“Bringing the voices of millions into the AI era”
For Dhyon Technology, Lotus Avio led a specialized regional audio data-collection drive across Bihar and Jharkhand, gathering high-quality, authentic speech in three underrepresented languages: Bhojpuri, Maithili and Magahi. The data was used to train and refine Automatic Speech Recognition (ASR) and voice-AI models. Mainstream models struggle with regional Indian languages for want of clean, diverse, localized data.

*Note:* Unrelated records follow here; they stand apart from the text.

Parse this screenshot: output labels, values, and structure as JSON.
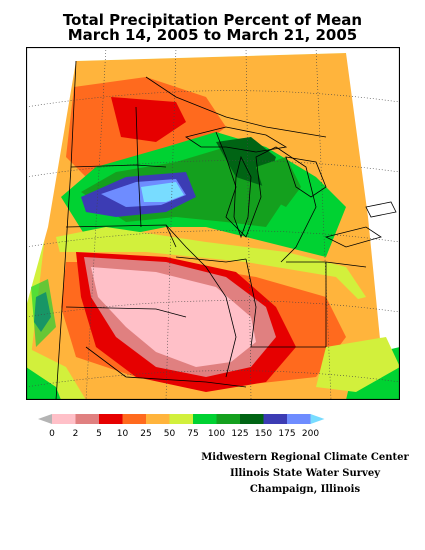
{
  "title": {
    "line1": "Total Precipitation Percent of Mean",
    "line2": "March 14, 2005 to March 21, 2005"
  },
  "legend": {
    "ticks": [
      "0",
      "2",
      "5",
      "10",
      "25",
      "50",
      "75",
      "100",
      "125",
      "150",
      "175",
      "200"
    ],
    "colors": [
      "#b4b4b4",
      "#ffc0c8",
      "#e08080",
      "#e60000",
      "#ff6a1e",
      "#ffb43c",
      "#d2f03c",
      "#00d232",
      "#14a01e",
      "#006414",
      "#3c3cb4",
      "#6e8cff",
      "#78dcff"
    ]
  },
  "credits": {
    "line1": "Midwestern Regional Climate Center",
    "line2": "Illinois State Water Survey",
    "line3": "Champaign, Illinois"
  }
}
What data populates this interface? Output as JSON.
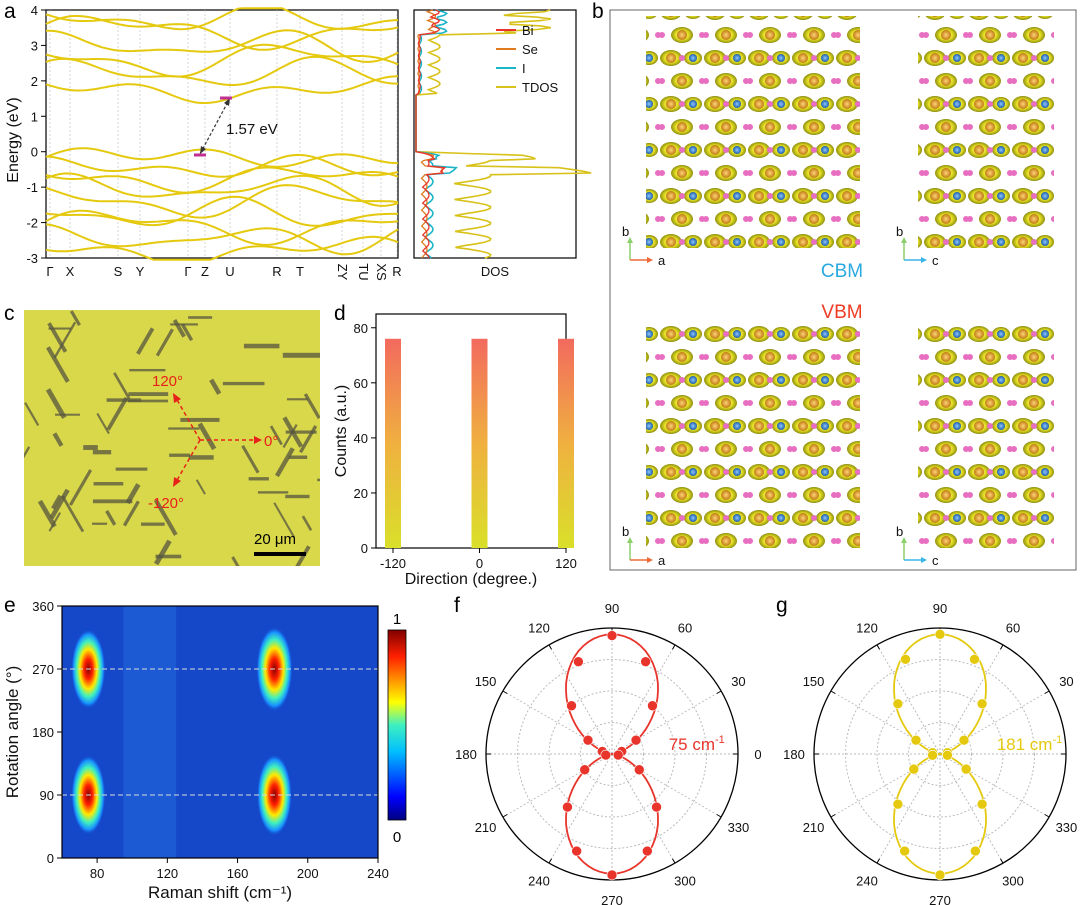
{
  "panel_labels": [
    "a",
    "b",
    "c",
    "d",
    "e",
    "f",
    "g"
  ],
  "colors": {
    "band": "#e5c90e",
    "bi": "#e8342a",
    "se": "#e07a1f",
    "i": "#1bb5c8",
    "tdos": "#d8c21a",
    "cbm": "#29a9e0",
    "vbm": "#ee3b24",
    "polar_f": "#e8342a",
    "polar_g": "#e5c90e",
    "image_bg": "#d9d84a"
  },
  "a": {
    "ylabel": "Energy (eV)",
    "yticks": [
      "-3",
      "-2",
      "-1",
      "0",
      "1",
      "2",
      "3",
      "4"
    ],
    "kpoints": [
      "Γ",
      "X",
      "S",
      "Y",
      "Γ",
      "Z",
      "U",
      "R",
      "T",
      "ZY",
      "TU",
      "XS",
      "R"
    ],
    "gap_label": "1.57 eV",
    "dos_xlabel": "DOS",
    "legend": [
      "Bi",
      "Se",
      "I",
      "TDOS"
    ]
  },
  "b": {
    "cbm": "CBM",
    "vbm": "VBM",
    "axes": [
      {
        "up": "b",
        "right": "a"
      },
      {
        "up": "b",
        "right": "c"
      },
      {
        "up": "b",
        "right": "a"
      },
      {
        "up": "b",
        "right": "c"
      }
    ]
  },
  "c": {
    "angles": [
      "120°",
      "0°",
      "-120°"
    ],
    "scalebar": "20 μm"
  },
  "chart_data": [
    {
      "panel": "d",
      "type": "bar",
      "categories": [
        "-120",
        "0",
        "120"
      ],
      "values": [
        76,
        76,
        76
      ],
      "xlabel": "Direction (degree.)",
      "ylabel": "Counts (a.u.)",
      "ylim": [
        0,
        85
      ],
      "yticks": [
        0,
        20,
        40,
        60,
        80
      ]
    },
    {
      "panel": "e",
      "type": "heatmap",
      "xlabel": "Raman shift (cm⁻¹)",
      "ylabel": "Rotation angle (°)",
      "xlim": [
        60,
        240
      ],
      "ylim": [
        0,
        360
      ],
      "xticks": [
        80,
        120,
        160,
        200,
        240
      ],
      "yticks": [
        0,
        90,
        180,
        270,
        360
      ],
      "colorbar": {
        "min": 0,
        "max": 1
      },
      "peaks": [
        {
          "x": 75,
          "y": 90,
          "v": 0.75
        },
        {
          "x": 75,
          "y": 270,
          "v": 0.75
        },
        {
          "x": 181,
          "y": 90,
          "v": 0.85
        },
        {
          "x": 181,
          "y": 270,
          "v": 1.0
        }
      ],
      "guides": [
        90,
        270
      ]
    },
    {
      "panel": "f",
      "type": "scatter",
      "label": "75 cm",
      "label_sup": "-1",
      "angle_ticks": [
        90,
        60,
        30,
        0,
        330,
        300,
        270,
        240,
        210,
        180,
        150,
        120
      ],
      "points": [
        {
          "theta": 90,
          "r": 0.94
        },
        {
          "theta": 110,
          "r": 0.78
        },
        {
          "theta": 70,
          "r": 0.78
        },
        {
          "theta": 130,
          "r": 0.5
        },
        {
          "theta": 50,
          "r": 0.5
        },
        {
          "theta": 150,
          "r": 0.22
        },
        {
          "theta": 30,
          "r": 0.22
        },
        {
          "theta": 165,
          "r": 0.08
        },
        {
          "theta": 15,
          "r": 0.08
        },
        {
          "theta": 190,
          "r": 0.05
        },
        {
          "theta": 350,
          "r": 0.05
        },
        {
          "theta": 210,
          "r": 0.25
        },
        {
          "theta": 330,
          "r": 0.25
        },
        {
          "theta": 230,
          "r": 0.55
        },
        {
          "theta": 310,
          "r": 0.55
        },
        {
          "theta": 250,
          "r": 0.82
        },
        {
          "theta": 290,
          "r": 0.82
        },
        {
          "theta": 270,
          "r": 0.96
        }
      ]
    },
    {
      "panel": "g",
      "type": "scatter",
      "label": "181 cm",
      "label_sup": "-1",
      "angle_ticks": [
        90,
        60,
        30,
        0,
        330,
        300,
        270,
        240,
        210,
        180,
        150,
        120
      ],
      "points": [
        {
          "theta": 90,
          "r": 0.95
        },
        {
          "theta": 110,
          "r": 0.8
        },
        {
          "theta": 70,
          "r": 0.8
        },
        {
          "theta": 130,
          "r": 0.52
        },
        {
          "theta": 50,
          "r": 0.52
        },
        {
          "theta": 150,
          "r": 0.22
        },
        {
          "theta": 30,
          "r": 0.22
        },
        {
          "theta": 170,
          "r": 0.06
        },
        {
          "theta": 10,
          "r": 0.06
        },
        {
          "theta": 190,
          "r": 0.06
        },
        {
          "theta": 350,
          "r": 0.06
        },
        {
          "theta": 210,
          "r": 0.24
        },
        {
          "theta": 330,
          "r": 0.24
        },
        {
          "theta": 230,
          "r": 0.52
        },
        {
          "theta": 310,
          "r": 0.52
        },
        {
          "theta": 250,
          "r": 0.82
        },
        {
          "theta": 290,
          "r": 0.82
        },
        {
          "theta": 270,
          "r": 0.96
        }
      ]
    }
  ]
}
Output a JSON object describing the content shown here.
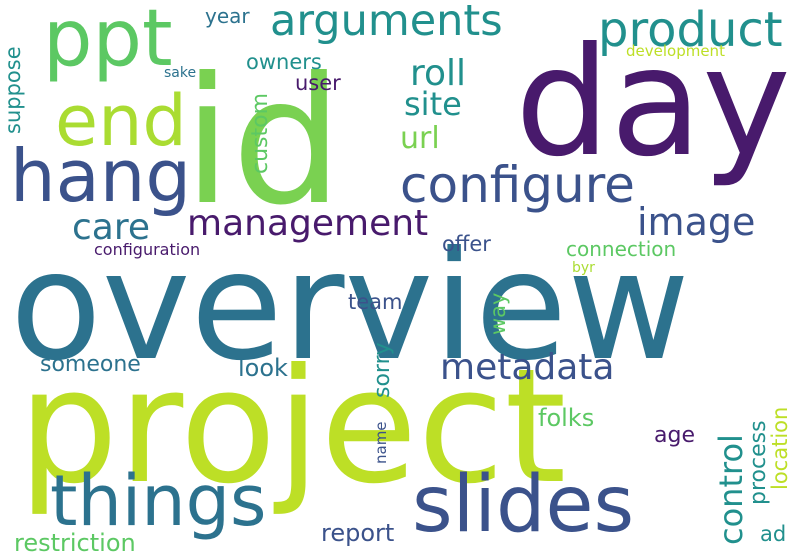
{
  "palette": {
    "dark_purple": "#481a6c",
    "indigo": "#3b528b",
    "steel_blue": "#2c728e",
    "teal": "#21908d",
    "green": "#27ad81",
    "light_green": "#5cc863",
    "lime": "#aadc32",
    "yellow_green": "#bddf26"
  },
  "words": {
    "id": "id",
    "day": "day",
    "overview": "overview",
    "project": "project",
    "ppt": "ppt",
    "end": "end",
    "hang": "hang",
    "arguments": "arguments",
    "product": "product",
    "configure": "configure",
    "things": "things",
    "slides": "slides",
    "management": "management",
    "care": "care",
    "image": "image",
    "metadata": "metadata",
    "roll": "roll",
    "site": "site",
    "url": "url",
    "year": "year",
    "owners": "owners",
    "user": "user",
    "custom": "custom",
    "suppose": "suppose",
    "sake": "sake",
    "development": "development",
    "offer": "offer",
    "connection": "connection",
    "configuration": "configuration",
    "byr": "byr",
    "team": "team",
    "way": "way",
    "sorry": "sorry",
    "someone": "someone",
    "look": "look",
    "control": "control",
    "process": "process",
    "location": "location",
    "folks": "folks",
    "age": "age",
    "name": "name",
    "report": "report",
    "restriction": "restriction",
    "ad": "ad"
  }
}
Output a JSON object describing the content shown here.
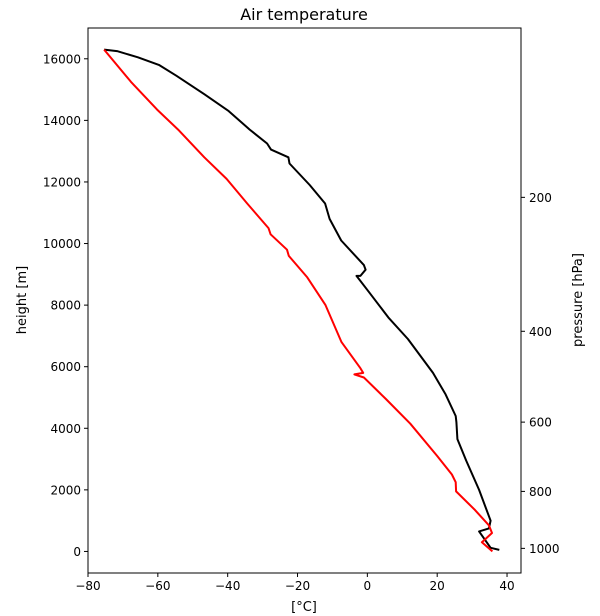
{
  "chart_data": {
    "type": "line",
    "title": "Air temperature",
    "xlabel": "[°C]",
    "ylabel": "height [m]",
    "y2label": "pressure [hPa]",
    "xlim": [
      -80,
      44
    ],
    "ylim": [
      -700,
      17000
    ],
    "xticks": [
      -80,
      -60,
      -40,
      -20,
      0,
      20,
      40
    ],
    "xtick_labels": [
      "−80",
      "−60",
      "−40",
      "−20",
      "0",
      "20",
      "40"
    ],
    "yticks": [
      0,
      2000,
      4000,
      6000,
      8000,
      10000,
      12000,
      14000,
      16000
    ],
    "ytick_labels": [
      "0",
      "2000",
      "4000",
      "6000",
      "8000",
      "10000",
      "12000",
      "14000",
      "16000"
    ],
    "y2ticks": [
      1000,
      800,
      600,
      400,
      200
    ],
    "y2tick_labels": [
      "1000",
      "800",
      "600",
      "400",
      "200"
    ],
    "y2_positions_m": [
      100,
      1950,
      4200,
      7150,
      11500
    ],
    "grid": false,
    "series": [
      {
        "color": "#000000",
        "points": [
          [
            37.8,
            50
          ],
          [
            35.3,
            120
          ],
          [
            32.0,
            650
          ],
          [
            34.8,
            750
          ],
          [
            35.3,
            1000
          ],
          [
            32.0,
            2000
          ],
          [
            28.3,
            2950
          ],
          [
            25.8,
            3650
          ],
          [
            25.5,
            4200
          ],
          [
            25.3,
            4400
          ],
          [
            22.4,
            5100
          ],
          [
            18.8,
            5800
          ],
          [
            11.6,
            6900
          ],
          [
            6.0,
            7600
          ],
          [
            0.3,
            8450
          ],
          [
            -3.1,
            8950
          ],
          [
            -2.0,
            8950
          ],
          [
            -0.5,
            9150
          ],
          [
            -1.0,
            9300
          ],
          [
            -7.5,
            10100
          ],
          [
            -10.8,
            10800
          ],
          [
            -12.1,
            11300
          ],
          [
            -16.5,
            11900
          ],
          [
            -22.3,
            12600
          ],
          [
            -22.6,
            12800
          ],
          [
            -27.6,
            13050
          ],
          [
            -28.7,
            13250
          ],
          [
            -33.7,
            13700
          ],
          [
            -39.7,
            14300
          ],
          [
            -46.7,
            14850
          ],
          [
            -54.7,
            15450
          ],
          [
            -59.7,
            15800
          ],
          [
            -65.7,
            16050
          ],
          [
            -71.7,
            16250
          ],
          [
            -75.4,
            16300
          ]
        ]
      },
      {
        "color": "#ff0000",
        "points": [
          [
            35.8,
            0
          ],
          [
            32.8,
            300
          ],
          [
            35.7,
            600
          ],
          [
            34.8,
            850
          ],
          [
            30.8,
            1350
          ],
          [
            25.4,
            1950
          ],
          [
            25.3,
            2250
          ],
          [
            24.2,
            2500
          ],
          [
            20.0,
            3100
          ],
          [
            12.3,
            4150
          ],
          [
            5.3,
            4950
          ],
          [
            -1.0,
            5650
          ],
          [
            -3.7,
            5750
          ],
          [
            -1.2,
            5800
          ],
          [
            -2.0,
            5950
          ],
          [
            -7.4,
            6800
          ],
          [
            -12.0,
            8000
          ],
          [
            -17.2,
            8900
          ],
          [
            -22.5,
            9600
          ],
          [
            -23.0,
            9800
          ],
          [
            -27.7,
            10300
          ],
          [
            -28.3,
            10500
          ],
          [
            -34.4,
            11300
          ],
          [
            -40.3,
            12100
          ],
          [
            -46.7,
            12800
          ],
          [
            -54.2,
            13700
          ],
          [
            -60.2,
            14350
          ],
          [
            -67.7,
            15250
          ],
          [
            -75.4,
            16300
          ]
        ]
      }
    ]
  }
}
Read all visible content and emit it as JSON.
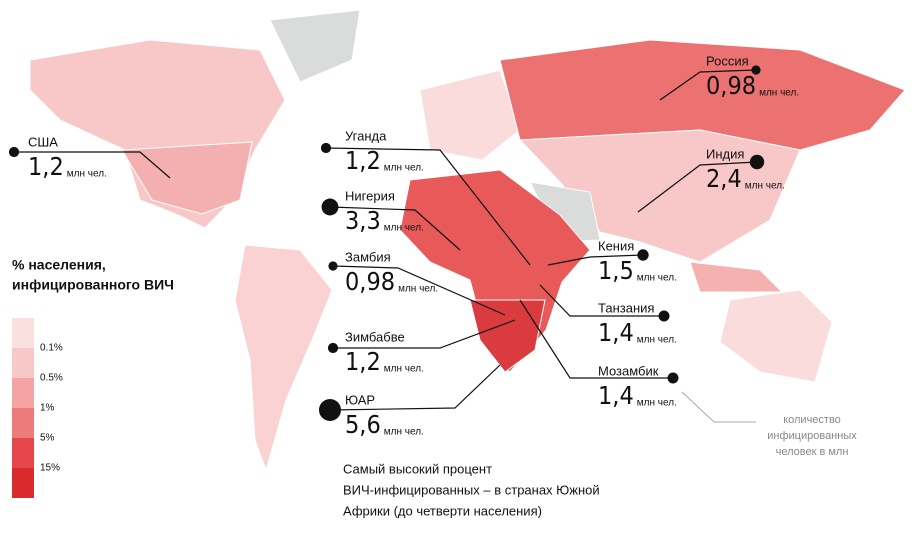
{
  "legend": {
    "title_lines": [
      "% населения,",
      "инфицированного ВИЧ"
    ],
    "colors": [
      "#fbe0e0",
      "#f8c8c8",
      "#f4a4a4",
      "#ee7b7b",
      "#e6474a",
      "#d92b2e"
    ],
    "breaks": [
      {
        "value": 0.1,
        "label": "0.1%"
      },
      {
        "value": 0.5,
        "label": "0.5%"
      },
      {
        "value": 1,
        "label": "1%"
      },
      {
        "value": 5,
        "label": "5%"
      },
      {
        "value": 15,
        "label": "15%"
      }
    ]
  },
  "callouts": [
    {
      "name": "США",
      "value": 1.2,
      "value_label": "1,2",
      "unit": "млн чел."
    },
    {
      "name": "Уганда",
      "value": 1.2,
      "value_label": "1,2",
      "unit": "млн чел."
    },
    {
      "name": "Нигерия",
      "value": 3.3,
      "value_label": "3,3",
      "unit": "млн чел."
    },
    {
      "name": "Замбия",
      "value": 0.98,
      "value_label": "0,98",
      "unit": "млн чел."
    },
    {
      "name": "Зимбабве",
      "value": 1.2,
      "value_label": "1,2",
      "unit": "млн чел."
    },
    {
      "name": "ЮАР",
      "value": 5.6,
      "value_label": "5,6",
      "unit": "млн чел."
    },
    {
      "name": "Россия",
      "value": 0.98,
      "value_label": "0,98",
      "unit": "млн чел."
    },
    {
      "name": "Индия",
      "value": 2.4,
      "value_label": "2,4",
      "unit": "млн чел."
    },
    {
      "name": "Кения",
      "value": 1.5,
      "value_label": "1,5",
      "unit": "млн чел."
    },
    {
      "name": "Танзания",
      "value": 1.4,
      "value_label": "1,4",
      "unit": "млн чел."
    },
    {
      "name": "Мозамбик",
      "value": 1.4,
      "value_label": "1,4",
      "unit": "млн чел."
    }
  ],
  "size_note_lines": [
    "количество",
    "инфицированных",
    "человек в млн"
  ],
  "annotation_lines": [
    "Самый высокий процент",
    "ВИЧ-инфицированных – в странах Южной",
    "Африки (до четверти населения)"
  ]
}
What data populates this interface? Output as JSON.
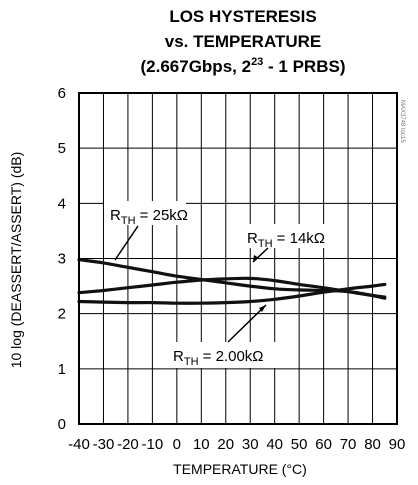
{
  "chart_data": {
    "type": "line",
    "title_line1": "LOS HYSTERESIS",
    "title_line2": "vs. TEMPERATURE",
    "title_line3_prefix": "(2.667Gbps, 2",
    "title_line3_sup": "23",
    "title_line3_suffix": " - 1 PRBS)",
    "xlabel": "TEMPERATURE (°C)",
    "ylabel": "10 log (DEASSERT/ASSERT) (dB)",
    "xlim": [
      -40,
      90
    ],
    "ylim": [
      0,
      6
    ],
    "xticks": [
      -40,
      -30,
      -20,
      -10,
      0,
      10,
      20,
      30,
      40,
      50,
      60,
      70,
      80,
      90
    ],
    "yticks": [
      0,
      1,
      2,
      3,
      4,
      5,
      6
    ],
    "grid": true,
    "watermark": "MAX3748 toc15",
    "series": [
      {
        "x": [
          -40,
          -30,
          -20,
          -10,
          0,
          10,
          20,
          30,
          40,
          50,
          60,
          70,
          80,
          85
        ],
        "y": [
          2.98,
          2.92,
          2.84,
          2.76,
          2.68,
          2.62,
          2.56,
          2.5,
          2.45,
          2.43,
          2.42,
          2.4,
          2.33,
          2.28
        ]
      },
      {
        "x": [
          -40,
          -30,
          -20,
          -10,
          0,
          10,
          20,
          30,
          40,
          50,
          60,
          70,
          80,
          85
        ],
        "y": [
          2.38,
          2.42,
          2.47,
          2.52,
          2.57,
          2.61,
          2.63,
          2.64,
          2.6,
          2.53,
          2.47,
          2.4,
          2.33,
          2.3
        ]
      },
      {
        "x": [
          -40,
          -30,
          -20,
          -10,
          0,
          10,
          20,
          30,
          40,
          50,
          60,
          70,
          80,
          85
        ],
        "y": [
          2.22,
          2.21,
          2.2,
          2.2,
          2.19,
          2.19,
          2.2,
          2.22,
          2.26,
          2.32,
          2.39,
          2.45,
          2.5,
          2.53
        ]
      }
    ],
    "annotations": [
      {
        "label_prefix": "R",
        "label_sub": "TH",
        "label_suffix": " = 25kΩ"
      },
      {
        "label_prefix": "R",
        "label_sub": "TH",
        "label_suffix": " = 14kΩ"
      },
      {
        "label_prefix": "R",
        "label_sub": "TH",
        "label_suffix": " = 2.00kΩ"
      }
    ]
  }
}
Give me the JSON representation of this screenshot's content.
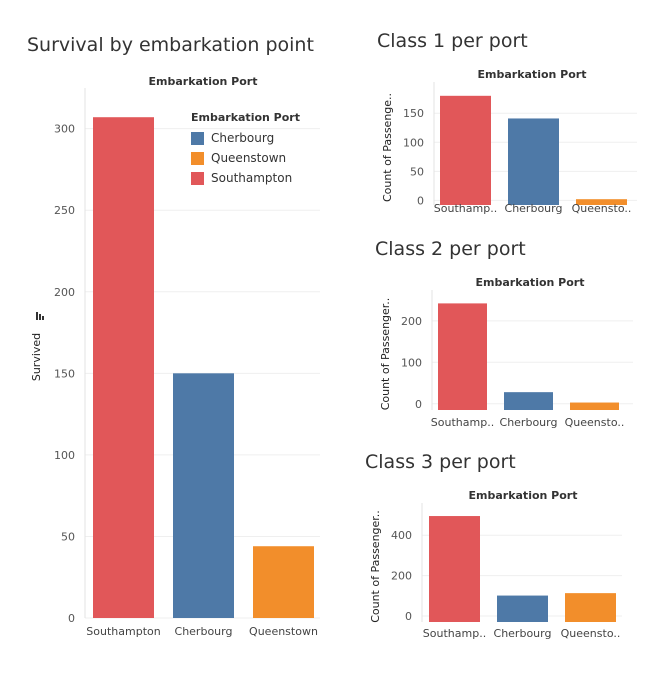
{
  "colors": {
    "Southampton": "#e15759",
    "Cherbourg": "#4e79a7",
    "Queenstown": "#f28e2b"
  },
  "chart_data": [
    {
      "id": "main",
      "type": "bar",
      "title": "Survival by embarkation point",
      "header": "Embarkation Port",
      "ylabel": "Survived",
      "categories": [
        "Southampton",
        "Cherbourg",
        "Queenstown"
      ],
      "values": [
        307,
        150,
        44
      ],
      "ylim": [
        0,
        320
      ],
      "yticks": [
        0,
        50,
        100,
        150,
        200,
        250,
        300
      ],
      "legend": {
        "title": "Embarkation Port",
        "entries": [
          "Cherbourg",
          "Queenstown",
          "Southampton"
        ],
        "placement": "top-right"
      }
    },
    {
      "id": "class1",
      "type": "bar",
      "title": "Class 1 per port",
      "header": "Embarkation Port",
      "ylabel": "Count of Passenge..",
      "categories": [
        "Southampton",
        "Cherbourg",
        "Queenstown"
      ],
      "tick_labels": [
        "Southamp..",
        "Cherbourg",
        "Queensto.."
      ],
      "values": [
        180,
        141,
        2
      ],
      "ylim": [
        -8,
        190
      ],
      "yticks": [
        0,
        50,
        100,
        150
      ]
    },
    {
      "id": "class2",
      "type": "bar",
      "title": "Class 2 per port",
      "header": "Embarkation Port",
      "ylabel": "Count of Passenger..",
      "categories": [
        "Southampton",
        "Cherbourg",
        "Queenstown"
      ],
      "tick_labels": [
        "Southamp..",
        "Cherbourg",
        "Queensto.."
      ],
      "values": [
        242,
        28,
        3
      ],
      "ylim": [
        -15,
        255
      ],
      "yticks": [
        0,
        100,
        200
      ]
    },
    {
      "id": "class3",
      "type": "bar",
      "title": "Class 3 per port",
      "header": "Embarkation Port",
      "ylabel": "Count of Passenger..",
      "categories": [
        "Southampton",
        "Cherbourg",
        "Queenstown"
      ],
      "tick_labels": [
        "Southamp..",
        "Cherbourg",
        "Queensto.."
      ],
      "values": [
        495,
        101,
        113
      ],
      "ylim": [
        -30,
        520
      ],
      "yticks": [
        0,
        200,
        400
      ]
    }
  ]
}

We recruited native speakers across districts to capture genuine dialects, curated prompts spanning daily conversation, agriculture, local governance and folklore, and captured uncompressed studio-grade audio with strict noise control and precise transcription, delivering hundreds of hours of pristine, model-ready data.
Our campaign strategy
Native-speaker recruitment
Onboarded speakers across districts to capture genuine dialects and accents, untouched by urban normalization.
Contextual scripts
Curated prompts across daily conversation, agriculture, local governance and folklore so models learn real, contextual language.
Studio-grade capture
Uncompressed audio at 16 kHz or higher, strict noise-cancellation, and rejection of low-quality samples before delivery.
Three-language matrix
Balanced Bhojpuri, Maithili and Magahi coverage across age, gender and background, with precise transcription alignment.